La liaison entre les modèles de flux (modèles macroscopiques) et les modèles de véhicules individuels (modèles microscopiques), elle aussi déjà ébauchée des deux côtés, (Zhang (2000), Bourrel (2003), Aw- Klar- Materne- Rascle (2002)), mais encore riche en potentialités de développements
Les modèles représentant explicitement l’écoulement sur des routes à plusieurs voies, qui posent, comme d’ailleurs les modèles avec un terme de relaxation, la question elle aussi assez subtile de l’approximation numérique des termes-source. Ce point est une motivation forte pour A.Y. LeRoux.

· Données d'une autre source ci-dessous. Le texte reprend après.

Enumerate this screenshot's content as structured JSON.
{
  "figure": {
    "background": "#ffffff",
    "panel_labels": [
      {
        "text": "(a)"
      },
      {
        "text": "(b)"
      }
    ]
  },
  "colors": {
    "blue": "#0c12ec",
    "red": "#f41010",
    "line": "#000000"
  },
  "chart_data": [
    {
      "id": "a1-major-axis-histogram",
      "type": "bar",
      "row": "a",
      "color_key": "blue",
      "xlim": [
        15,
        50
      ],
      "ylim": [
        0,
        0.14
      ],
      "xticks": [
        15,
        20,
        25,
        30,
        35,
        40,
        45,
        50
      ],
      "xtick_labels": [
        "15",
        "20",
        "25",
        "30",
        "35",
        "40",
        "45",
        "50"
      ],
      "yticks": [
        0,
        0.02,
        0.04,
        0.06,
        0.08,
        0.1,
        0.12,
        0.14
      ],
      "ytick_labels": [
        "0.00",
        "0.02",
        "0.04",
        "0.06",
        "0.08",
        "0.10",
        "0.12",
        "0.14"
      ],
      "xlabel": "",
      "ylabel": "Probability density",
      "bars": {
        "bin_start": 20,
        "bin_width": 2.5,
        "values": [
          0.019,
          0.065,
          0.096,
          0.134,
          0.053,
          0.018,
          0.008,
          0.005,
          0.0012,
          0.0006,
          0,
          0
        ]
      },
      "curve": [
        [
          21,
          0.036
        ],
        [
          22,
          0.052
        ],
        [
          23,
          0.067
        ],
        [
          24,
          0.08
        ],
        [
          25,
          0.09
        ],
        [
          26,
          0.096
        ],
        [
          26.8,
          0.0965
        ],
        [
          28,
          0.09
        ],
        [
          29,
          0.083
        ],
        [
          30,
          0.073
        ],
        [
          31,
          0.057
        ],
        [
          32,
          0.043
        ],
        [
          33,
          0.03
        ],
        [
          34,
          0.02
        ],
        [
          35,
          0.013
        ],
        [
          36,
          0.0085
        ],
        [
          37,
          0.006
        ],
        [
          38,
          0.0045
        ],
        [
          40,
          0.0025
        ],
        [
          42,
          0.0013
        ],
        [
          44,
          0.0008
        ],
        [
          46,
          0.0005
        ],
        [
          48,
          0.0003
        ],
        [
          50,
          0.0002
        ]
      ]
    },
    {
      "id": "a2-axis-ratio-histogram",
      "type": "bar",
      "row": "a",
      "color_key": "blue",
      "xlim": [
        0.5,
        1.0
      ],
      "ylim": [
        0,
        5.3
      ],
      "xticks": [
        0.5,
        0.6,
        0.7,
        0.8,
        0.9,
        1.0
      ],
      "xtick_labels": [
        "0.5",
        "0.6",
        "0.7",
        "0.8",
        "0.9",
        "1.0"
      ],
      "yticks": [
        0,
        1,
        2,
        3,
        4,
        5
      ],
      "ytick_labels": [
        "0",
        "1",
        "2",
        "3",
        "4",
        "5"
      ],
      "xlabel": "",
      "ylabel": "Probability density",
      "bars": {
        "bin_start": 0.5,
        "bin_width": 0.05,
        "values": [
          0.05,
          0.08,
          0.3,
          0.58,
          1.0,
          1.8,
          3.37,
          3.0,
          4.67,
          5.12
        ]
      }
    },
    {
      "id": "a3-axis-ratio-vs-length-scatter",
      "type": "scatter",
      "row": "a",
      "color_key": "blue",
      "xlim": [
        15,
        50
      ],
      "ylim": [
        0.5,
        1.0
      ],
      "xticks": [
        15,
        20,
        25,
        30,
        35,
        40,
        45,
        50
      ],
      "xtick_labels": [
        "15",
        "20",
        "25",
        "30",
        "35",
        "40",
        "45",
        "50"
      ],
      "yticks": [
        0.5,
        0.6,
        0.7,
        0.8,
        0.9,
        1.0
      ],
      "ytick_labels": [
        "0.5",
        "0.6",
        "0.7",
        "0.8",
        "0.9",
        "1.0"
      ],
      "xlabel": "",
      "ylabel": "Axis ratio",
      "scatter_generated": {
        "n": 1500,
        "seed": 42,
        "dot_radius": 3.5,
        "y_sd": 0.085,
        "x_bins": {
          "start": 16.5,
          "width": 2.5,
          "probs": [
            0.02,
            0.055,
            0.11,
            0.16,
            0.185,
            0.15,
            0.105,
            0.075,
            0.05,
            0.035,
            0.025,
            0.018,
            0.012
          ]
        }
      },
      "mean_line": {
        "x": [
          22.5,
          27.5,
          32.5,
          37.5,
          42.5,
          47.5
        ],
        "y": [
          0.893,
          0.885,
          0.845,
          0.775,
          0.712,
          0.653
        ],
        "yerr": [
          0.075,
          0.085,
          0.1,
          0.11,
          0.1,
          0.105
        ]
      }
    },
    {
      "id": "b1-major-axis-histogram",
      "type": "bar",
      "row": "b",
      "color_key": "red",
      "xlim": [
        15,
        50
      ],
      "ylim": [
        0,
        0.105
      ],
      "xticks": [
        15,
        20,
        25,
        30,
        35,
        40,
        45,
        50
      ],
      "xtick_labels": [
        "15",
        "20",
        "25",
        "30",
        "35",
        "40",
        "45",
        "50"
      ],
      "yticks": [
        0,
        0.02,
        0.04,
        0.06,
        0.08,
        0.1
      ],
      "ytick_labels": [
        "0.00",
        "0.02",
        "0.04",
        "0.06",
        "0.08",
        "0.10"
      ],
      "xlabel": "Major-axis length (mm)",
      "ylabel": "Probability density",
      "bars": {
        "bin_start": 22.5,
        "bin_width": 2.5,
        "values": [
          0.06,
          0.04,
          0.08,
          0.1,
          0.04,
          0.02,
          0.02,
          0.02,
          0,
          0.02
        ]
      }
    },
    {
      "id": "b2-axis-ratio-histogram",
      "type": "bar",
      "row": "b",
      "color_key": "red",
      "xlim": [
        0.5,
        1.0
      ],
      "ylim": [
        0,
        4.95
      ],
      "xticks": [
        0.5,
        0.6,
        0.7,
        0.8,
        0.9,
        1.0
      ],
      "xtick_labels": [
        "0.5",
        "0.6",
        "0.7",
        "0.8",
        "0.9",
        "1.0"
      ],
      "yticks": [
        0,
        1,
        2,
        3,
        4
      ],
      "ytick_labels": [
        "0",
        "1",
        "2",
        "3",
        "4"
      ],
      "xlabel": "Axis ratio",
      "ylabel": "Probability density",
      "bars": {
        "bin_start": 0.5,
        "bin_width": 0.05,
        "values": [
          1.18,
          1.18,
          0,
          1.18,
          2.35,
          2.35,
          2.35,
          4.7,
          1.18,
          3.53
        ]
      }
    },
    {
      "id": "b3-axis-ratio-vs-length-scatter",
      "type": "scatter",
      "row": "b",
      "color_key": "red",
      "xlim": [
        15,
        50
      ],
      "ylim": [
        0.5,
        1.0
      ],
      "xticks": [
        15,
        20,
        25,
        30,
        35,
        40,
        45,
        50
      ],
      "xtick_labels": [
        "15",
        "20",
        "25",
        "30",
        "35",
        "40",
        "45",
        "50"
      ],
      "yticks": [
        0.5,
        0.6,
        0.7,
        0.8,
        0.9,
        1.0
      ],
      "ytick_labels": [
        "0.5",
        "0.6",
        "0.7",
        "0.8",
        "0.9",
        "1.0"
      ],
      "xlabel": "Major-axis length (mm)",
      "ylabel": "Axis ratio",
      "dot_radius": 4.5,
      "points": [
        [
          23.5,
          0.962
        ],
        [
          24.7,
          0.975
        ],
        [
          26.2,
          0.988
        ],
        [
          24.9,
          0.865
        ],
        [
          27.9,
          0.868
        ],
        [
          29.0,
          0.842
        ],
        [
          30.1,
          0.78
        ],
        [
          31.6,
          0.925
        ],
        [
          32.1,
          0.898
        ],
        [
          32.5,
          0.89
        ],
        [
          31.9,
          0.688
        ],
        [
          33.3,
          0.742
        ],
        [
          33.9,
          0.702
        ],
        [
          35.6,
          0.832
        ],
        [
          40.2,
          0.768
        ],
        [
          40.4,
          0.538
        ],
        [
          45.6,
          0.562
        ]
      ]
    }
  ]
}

Dans le cadre de ce projet nous avons décidé de mettre l’accent sur trois questions, d’ailleurs reliées, qui à la fois sont des questions difficiles mais laissent entrevoir des possibilités de progrès. Ce sont des questions parfois difficiles, mais sur lesquelles les participants au projet ont déjà produit un certain nombre de résultats significatifs :
Celle du couplage microscopique /macroscopique,
Celle des conditions aux limites et de la modélisation des intersections,
Celle de l’extension des modèles : multi-classes, multi-voies, avec termes-source.